3rd November 2023
You may recall us referencing Debbie Preissinger’s article from Needlepoint Now in our welcome to All Stitched Up! issue #394 where we unpacked some of her thoughts about how to keep the motivation going in our time with needle and thread.
Specifically, we looked at the idea that if we find ourselves overwhelmed with the needlearts project before us, we can ‘simply pack the joyless project away for another day and pick up something that sparks happiness within us.’
As mentioned in the welcome, this was somewhat of a lightbulb moment for us and whilst we acknowledged that there are moments we should all ‘fight’ our way through the overwhelming feeling our time with needle and thread can occasionally bring, we can also just pack the project away for another day.
Further to Debbie’s views, a recent email from The Tonic challenged not just our thoughts on packing a project away, but whether we need to complete every project we start. The opening paragraph to their email, whilst referencing reading, immediately had us thinking about our time with needle and thread.
‘Do you find it difficult to quit things sometimes?
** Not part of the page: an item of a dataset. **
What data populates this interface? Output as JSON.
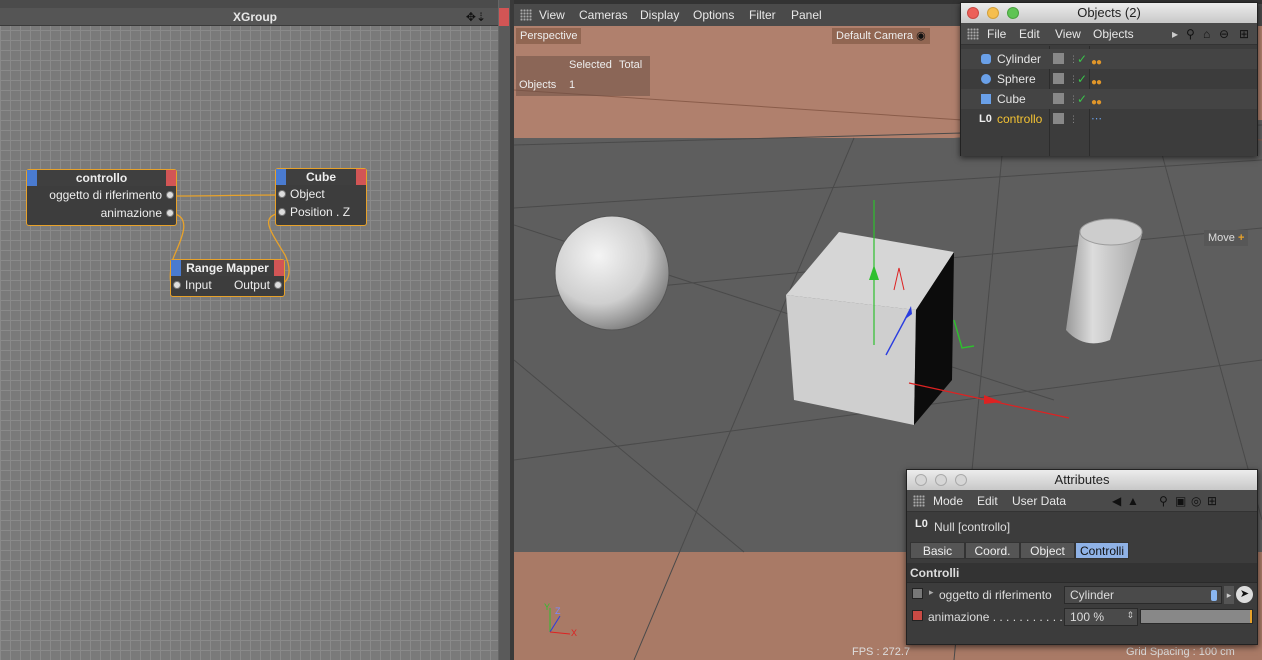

For example, you’re reading a book, and before the hundred-page mark, you hate the story, characters, and prose, but you can’t bring yourself to put it down because you’ve already invested the money in buying the book and the time you’ve spent reading it.’
In our case, our thoughts wandered to some of the UFOs we’ve left abandoned for some time now – we’ve laid countless stitches, but there’s something about the project that just doesn’t quite work for us, and yet we feel compelled to complete it given our investment of money and time to date. This inability to quit is known as the ‘sunk cost fallacy’.
‘It keeps humans performing the same course of action even when quitting would obviously be the more beneficial choice.’
To beat the sunk cost fallacy, we need to be aware of whether we’re holding onto something that no longer serves us well but are unwilling to give it up because of our initial investment of money, time and/or effort, or if perhaps we’re continuing with something simply out of obligation. Then, if we conclude that what’s before us is no longer serving us well, we need to figure out how to remove it from our life.
When it comes to our time with needle and thread, removing a project from our lives can be easier than it sounds – it is after all just fabric and thread – and the chances are, we may even know of someone who’d like nothing more than to complete what we started.
The truth is, we all have a limited number of hours we can devote to our time with needle and thread, so shouldn’t we commit that time to something that brings us immeasurable joy?!